The surprises following our arrival in Hamilton June the second still leave me weak. I thot I was to see the empty house; but the foxy fellow I married had moved the furniture in on Memorial Day. I thought our first week of adjustment would of necessity be made in another's house; but it was made in our own home. I thought Johnski would be leaving me every morning for work; but he got the first week off. And I couldn't have received anything grander than the Mixmaster for a wedding present!

Jack and Dick entered the Home June the seventh. Tender memories there include Dick's cute way of saying "Miss. Wil-"--" I mean, 'Mother'". (Oh yes, Dick celebrated the marriage with three day measles!) It was quite a while before Jack could call me "Mother", but a doubly grand day when he finally spoke of me as "Mother" in almost a whisper. It must have been an interesting thing to the folks at the SS picnic and the excursion to hear the ease and naturalness with which the Kids addressed me.
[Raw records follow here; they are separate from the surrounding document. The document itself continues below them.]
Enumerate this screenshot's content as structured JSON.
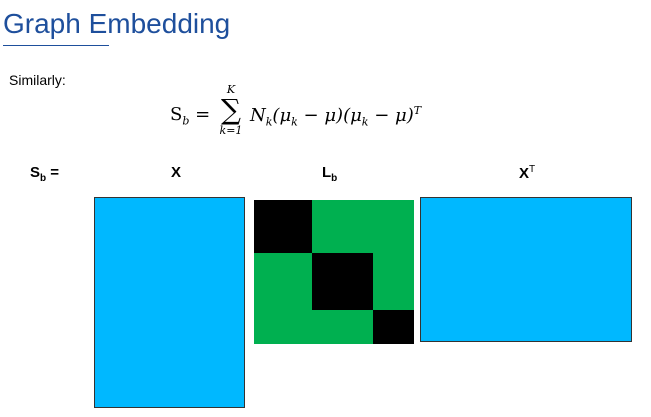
{
  "title": "Graph Embedding",
  "intro": "Similarly:",
  "formula": {
    "lhs": "S",
    "lhs_sub": "b",
    "equals": " = ",
    "sum_upper": "K",
    "sum_symbol": "∑",
    "sum_lower": "k=1",
    "rhs_main": "N",
    "rhs_sub_k": "k",
    "rhs_term": "(μ",
    "rhs_term2": " − μ)(μ",
    "rhs_term3": " − μ)",
    "rhs_sup": "T"
  },
  "labels": {
    "sb": "S",
    "sb_sub": "b",
    "sb_equals": " =",
    "x": "X",
    "lb": "L",
    "lb_sub": "b",
    "xt": "X",
    "xt_sup": "T"
  },
  "colors": {
    "title": "#1e4f9c",
    "matrix_fill": "#00b8ff",
    "lb_background": "#00b050",
    "lb_blocks": "#000000"
  }
}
My wished for "gang" is developing. We've had a flare for base ball, for tree tag, for cards, for tree houses, and what not. Jack's tenth birthday was celebrated with Irwin over for supper, and a bicycle which arrived about two days late. Some sort of combination of tree house and bike sent Jack in yesterday moaning with a strained wrist. That was my first real job of doctoring.

It took me quite a while this morning to worm from Dick what he had said to Jack and Irwin in the tree house, and which they seemed agreed was pretty bad. Poor Dick was afraid to tell me cause he was certain I'd do something he wouldn't like or else I'd tell Dad. He finally told me tho--on condition I 'not tell Dad"; so I guess I'd better not write it down. It wasn't very terrible tho, so I just explained why he shouldn't say it, and He promised not to any more.